Они обзавелись детьми, эти люди. Вот почему они терпят. Это ниспосланное невесть откуда откровение медленно просочилось сквозь джин, который Энни как раз пила, чуть быстрее миновало последовавший за джином лагер, а потом и горькое, залитое поверх лагера и ускорившее процесс усвоения «божественного откровения», очевидно благодаря множеству пенных пузырьков. Вот почему она хочет детей. Считается, что дети — наше будущее.

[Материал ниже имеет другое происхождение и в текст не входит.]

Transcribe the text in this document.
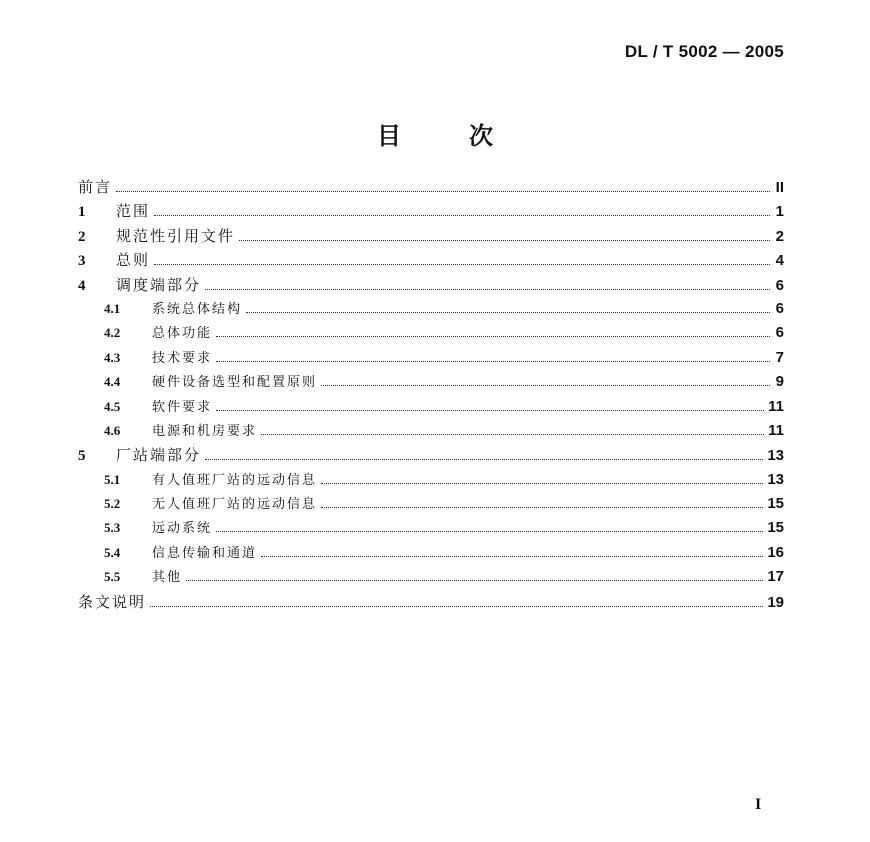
DL / T 5002 — 2005
目	次
前言	II
1	范围	1
2	规范性引用文件	2
3	总则	4
4	调度端部分	6
4.1	系统总体结构	6
4.2	总体功能	6
4.3	技术要求	7
4.4	硬件设备选型和配置原则	9
4.5	软件要求	11
4.6	电源和机房要求	11
5	厂站端部分	13
5.1	有人值班厂站的远动信息	13
5.2	无人值班厂站的远动信息	15
5.3	远动系统	15
5.4	信息传输和通道	16
5.5	其他	17
条文说明	19
I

Но на самом деле дети — активное настоящее. У детей нет ностальгии, потому что ее просто не может быть, и они замедляют метастазы ностальгии в родителях. Даже если дети хронически больны или над ними издеваются одноклассники, даже если они беременеют или садятся на иглу — все равно они суть данного момента, и Энни жаждала пройти через все это со своими детьми.
Откровение, стало быть. Больше всего это было похоже именно на откровение. Хотя присутствовал в нем и привкус новогодних обещаний: о таком быстро забываешь, особенно если снизошло оно на тебя в ночь северного соула после пары-тройки стопариков. За всю жизнь Энни озаряло таким образом раза три-четыре, и каждый раз либо на нетрезвую голову, либо в моменты крайнего напряжения. Что проку в таких откровениях? Другое дело, если откровение снизойдет в тот момент, когда ты, поднявшись на горную вершину, размышляешь о судьбоносном решении, каковое необходимо принять в ближайшие часы. Но такого рода приключениями жизнь Энни отнюдь не изобиловала, а если вдуматься, то и ни одного на ее долю не выпало. Да и какой прок от откровения, открывшего тебе, что все твои поступки и помыслы концентрируются на умирании и смерти? Что прикажете предпринять на базе такого рода информации?